I remember during the last winter olympics hearing stories about speed-skaters who worked at and were also sponsored by Home Depot during the off-season.
I should probably go look up their program- I've seen commercials again this Olympics where they boast about being the world's largest employer of Olympians.
My best guess is that most Olympic athletes train full time mostly year round for their sports and that in many sports they don't make a living wage doing it considering travel and training needs. I think the Pentathlon compensation outline for the US shows that "minor" sports are ones where the rewards of competing outweigh any monetary gain.
In sports like swimming and gymnastics I would guess top athletes (let's say Olympic finalists/perennial national team members) make a decent living wage in sports not considered traditional "pro" sports in most European countries in addition to possibly Asia.
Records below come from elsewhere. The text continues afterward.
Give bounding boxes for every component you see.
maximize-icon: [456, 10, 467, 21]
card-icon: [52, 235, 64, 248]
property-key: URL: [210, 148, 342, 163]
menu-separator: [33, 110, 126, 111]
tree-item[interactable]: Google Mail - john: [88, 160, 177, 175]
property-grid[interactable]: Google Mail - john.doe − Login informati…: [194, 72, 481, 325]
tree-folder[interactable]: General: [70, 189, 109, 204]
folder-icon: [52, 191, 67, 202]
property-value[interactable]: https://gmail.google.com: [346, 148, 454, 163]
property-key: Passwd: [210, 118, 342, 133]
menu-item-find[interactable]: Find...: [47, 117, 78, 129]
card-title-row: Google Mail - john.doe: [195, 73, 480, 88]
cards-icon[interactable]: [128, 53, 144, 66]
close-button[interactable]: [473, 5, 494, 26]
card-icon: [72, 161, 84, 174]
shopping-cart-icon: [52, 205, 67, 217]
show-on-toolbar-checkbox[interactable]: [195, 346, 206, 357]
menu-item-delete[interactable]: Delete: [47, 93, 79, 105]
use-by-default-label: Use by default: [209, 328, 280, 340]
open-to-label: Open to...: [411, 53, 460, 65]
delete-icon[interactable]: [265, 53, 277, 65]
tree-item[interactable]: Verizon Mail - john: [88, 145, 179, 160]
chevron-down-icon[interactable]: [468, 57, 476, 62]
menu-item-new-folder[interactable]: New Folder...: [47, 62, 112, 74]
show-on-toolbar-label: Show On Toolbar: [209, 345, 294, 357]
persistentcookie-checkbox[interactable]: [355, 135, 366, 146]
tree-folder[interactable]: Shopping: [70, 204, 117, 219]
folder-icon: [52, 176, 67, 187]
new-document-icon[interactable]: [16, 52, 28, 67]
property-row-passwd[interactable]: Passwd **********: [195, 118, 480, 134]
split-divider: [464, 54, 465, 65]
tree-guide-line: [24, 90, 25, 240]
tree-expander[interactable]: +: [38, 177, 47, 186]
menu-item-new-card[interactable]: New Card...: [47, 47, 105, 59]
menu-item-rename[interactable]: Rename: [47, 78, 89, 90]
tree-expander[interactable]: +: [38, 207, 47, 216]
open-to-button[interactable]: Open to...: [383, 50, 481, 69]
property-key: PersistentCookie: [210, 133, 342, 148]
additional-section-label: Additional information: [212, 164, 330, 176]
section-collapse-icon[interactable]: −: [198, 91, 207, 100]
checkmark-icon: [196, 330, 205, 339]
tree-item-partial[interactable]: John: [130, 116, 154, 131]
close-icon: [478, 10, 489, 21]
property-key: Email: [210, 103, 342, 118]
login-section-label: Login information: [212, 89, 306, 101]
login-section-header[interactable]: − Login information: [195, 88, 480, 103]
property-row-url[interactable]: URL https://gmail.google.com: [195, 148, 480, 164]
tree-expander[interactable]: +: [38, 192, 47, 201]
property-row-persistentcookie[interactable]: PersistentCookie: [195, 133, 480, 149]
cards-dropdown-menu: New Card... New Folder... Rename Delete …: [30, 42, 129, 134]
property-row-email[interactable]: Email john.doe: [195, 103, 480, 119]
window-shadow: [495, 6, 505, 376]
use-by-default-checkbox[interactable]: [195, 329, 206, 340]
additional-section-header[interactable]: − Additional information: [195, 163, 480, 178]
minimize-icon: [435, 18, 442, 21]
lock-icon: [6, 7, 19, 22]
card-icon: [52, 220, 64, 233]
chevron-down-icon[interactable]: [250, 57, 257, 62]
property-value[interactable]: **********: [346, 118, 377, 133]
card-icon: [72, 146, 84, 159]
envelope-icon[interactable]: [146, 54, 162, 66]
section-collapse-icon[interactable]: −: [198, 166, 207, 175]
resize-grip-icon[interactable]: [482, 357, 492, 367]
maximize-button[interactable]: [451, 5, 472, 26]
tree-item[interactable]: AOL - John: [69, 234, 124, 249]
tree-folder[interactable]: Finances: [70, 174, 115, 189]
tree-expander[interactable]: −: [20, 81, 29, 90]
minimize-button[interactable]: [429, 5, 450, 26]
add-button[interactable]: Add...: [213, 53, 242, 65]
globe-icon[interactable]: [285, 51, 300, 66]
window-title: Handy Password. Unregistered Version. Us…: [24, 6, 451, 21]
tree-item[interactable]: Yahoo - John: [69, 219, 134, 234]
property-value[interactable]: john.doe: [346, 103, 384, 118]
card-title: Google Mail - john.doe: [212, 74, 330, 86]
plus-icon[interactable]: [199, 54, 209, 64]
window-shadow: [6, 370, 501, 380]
And in Australia and the US where they probably make a very good living.
There are fringe US swimming Olympians- national team members who may not be favorites to even make the Olympics- that have to supplement their stipends and meet winnings with irregular 9-5s also- but the stars basically are swimmers only and can afford to train and travel to meets. (unless still in college where it gets screwy because the NCAA is a bunch of facists)
That part is probably really only true in the last 12-15 years though- and Phelps type compensation as well as to a lesser extent Piersol/ Coughlin etc is even more recent than that.